Our enemies are not carnal; our enemies are of spirit, of power, of argument and of principle. Our enemies are either (or both) internal or invisible. To find your greatest enemy, look into your heart–examine it, have someone examine it with you. What do you see that’s not so swell? Are there skeletons in the dark closets of your heart?

 Ezekiel 37:1-10 – The hand of the LORD was on me, and he brought me out by the Spirit of the LORD and set me in the middle of a valley; it was full of bones. He led me back and forth among them, and I saw a great many bones on the floor of the valley, bones that were very dry. He asked me, “Son of man, can these bones live?”

   I said, “Sovereign LORD, you alone know.”

Then he said to me, “Prophesy to these bones and say to them, ‘Dry bones, hear the word of the LORD! This is what the Sovereign LORD says to these bones: I will make breathenter you, and you will come to life. I will attach tendons to you and make flesh come upon you and cover you with skin; I will put breath in you, and you will come to life. Then you will know that I am the LORD.’”

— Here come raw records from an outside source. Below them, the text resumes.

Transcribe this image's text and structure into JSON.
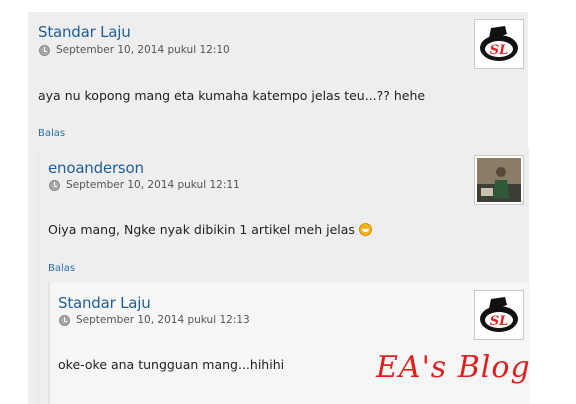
{
  "comments": [
    {
      "author": "Standar Laju",
      "date": "September 10, 2014 pukul 12:10",
      "text": "aya nu kopong mang eta kumaha katempo jelas teu...?? hehe",
      "reply_label": "Balas",
      "avatar": "biker-logo"
    },
    {
      "author": "enoanderson",
      "date": "September 10, 2014 pukul 12:11",
      "text": "Oiya mang, Ngke nyak dibikin 1 artikel meh jelas",
      "emoticon": "smiley-icon",
      "reply_label": "Balas",
      "avatar": "photo"
    },
    {
      "author": "Standar Laju",
      "date": "September 10, 2014 pukul 12:13",
      "text": "oke-oke ana tungguan mang...hihihi",
      "avatar": "biker-logo"
    }
  ],
  "watermark": "EA's Blog",
  "colors": {
    "author": "#1f5f98",
    "panel": "#eeeeee",
    "watermark": "#e01f1f"
  }
}
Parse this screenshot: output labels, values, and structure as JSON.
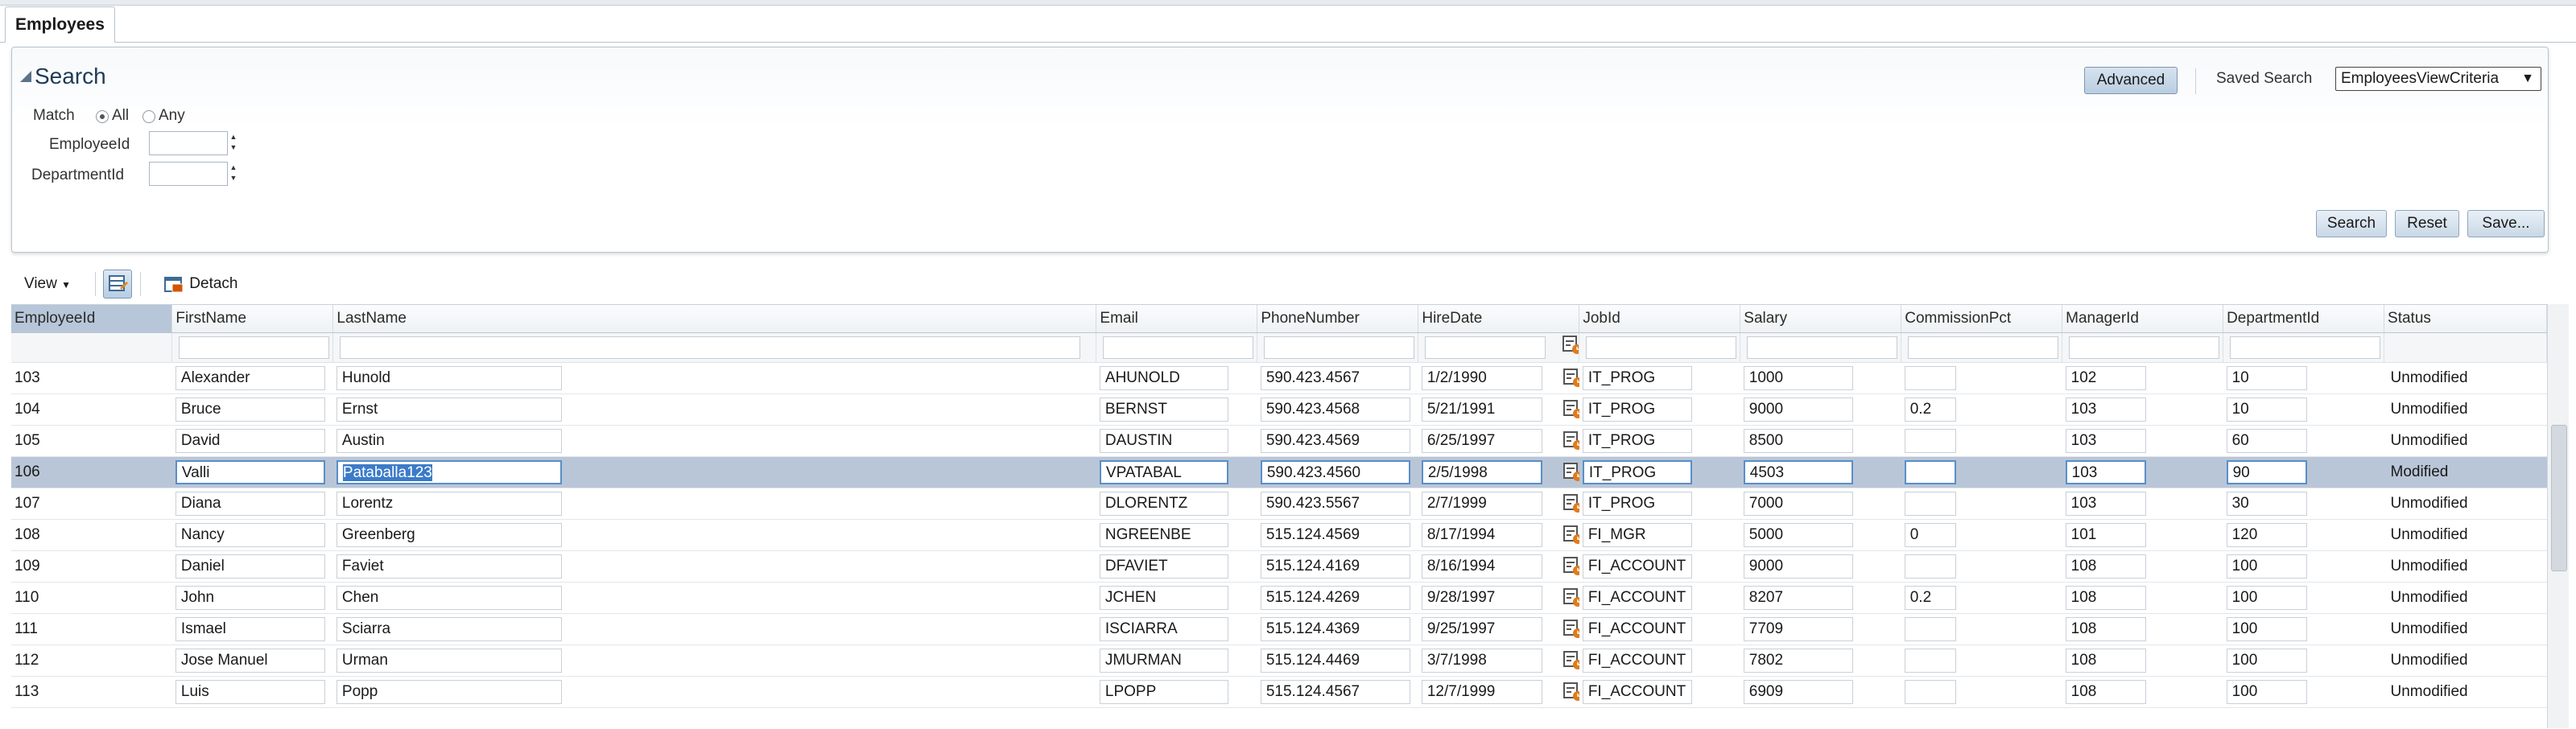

 So I prophesied as I was commanded. And as I was prophesying, there was a noise, a rattling sound, and the bones came together, bone to bone. I looked, and tendons and flesh appeared on them and skin covered them, but there was no breath in them.

 Then he said to me, “Prophesy to the breath; prophesy, son of man, and say to it, ‘This is what the Sovereign LORD says: Come, breath, from the four winds and breathe into these slain, that they may live.’” So I prophesied as he commanded me, and breath entered them; they came to life and stood up on their feet—a vast army.

Everywhere that is dry, everywhere that is fruitless, everywhere that is dark, God wants to invade. The places that you dread going back to, the memories that you  have locked in a dark corner in your heart–those are all seeds for personal revival. God isn’t into redundancy; He’s into restoration. And when He restores, it’s always, always better than it was before.